Вот летит поезд, а вокруг все зелено. На склонах пасется скот. Пастух сидит на камне и смотрит на поезд.
— Куда вы едете? — спрашивает у Зины зубной врач (в вагоне тети Ито полно зубных врачей),
— Никуда.
— И я никуда. Ах, как хорошо!
Никуда, и все-таки далеко, на конец света. Разве это не счастье — ехать никуда, ни на базар, ни в школу, ни в кино, просто никуда?

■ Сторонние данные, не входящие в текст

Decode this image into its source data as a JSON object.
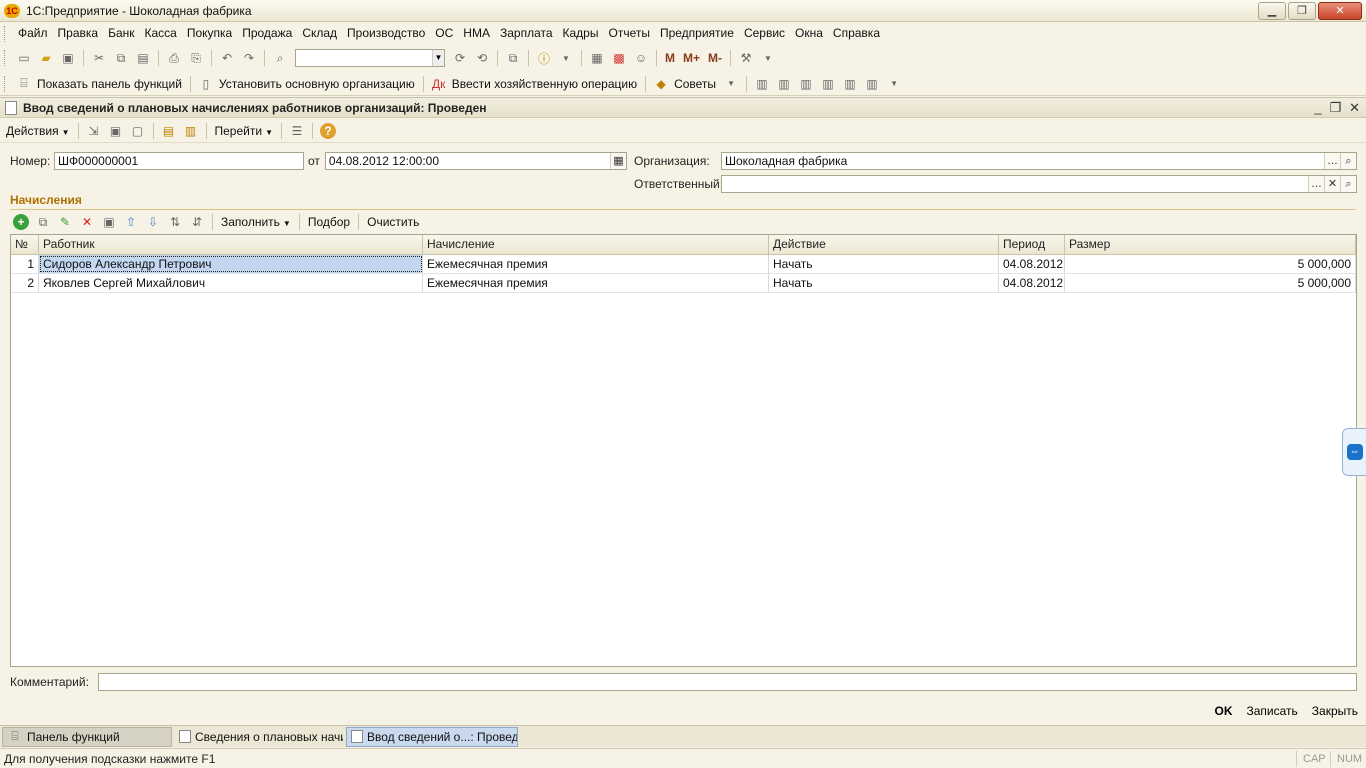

Тетя Ито только однажды нахмурила лоб и помрачнела, всего на минуту, почти незаметно. Это случилось, когда по настоятельной просьбе Зины она рассказала ей о матери.
Тетя Ито раскладывала пасьянс и говорила. Зина, уронив голову на край стола, слушала.
Потом она увидела мать в больничном коридоре, у окна, забранного железной решеткой. Мать была в длинном сером халате и войлочных тапочках.
— Но почему ей обрили голову? — спросила Зина глухим, надтреснутым голосом.
Тетя Ито медлила с ответом, словно чувствовала, что в глубине души Зине не хочется его слышать.
В комнате стало душно и тесно.
«Будет дождь»,— хотела сказать Зина, но вместо этого повторила свой вопрос:
— Почему ей обрили голову? — она с трудом проглотила слюну.
— Не знаю...
Тетя Ито помолчала, потом вдруг засмеялась и сказала:
— Вот он, трефовый валет!
— Что? — Зина подняла голову.
Вокруг стояло и переливалось плотное марево, очень не скоро проступило сквозь него лицо тети Ито.
— Последние три года ее держали в больнице...
Наступила тишина.
Зина снова положила голову на стол, как будто так легче было думать о матери.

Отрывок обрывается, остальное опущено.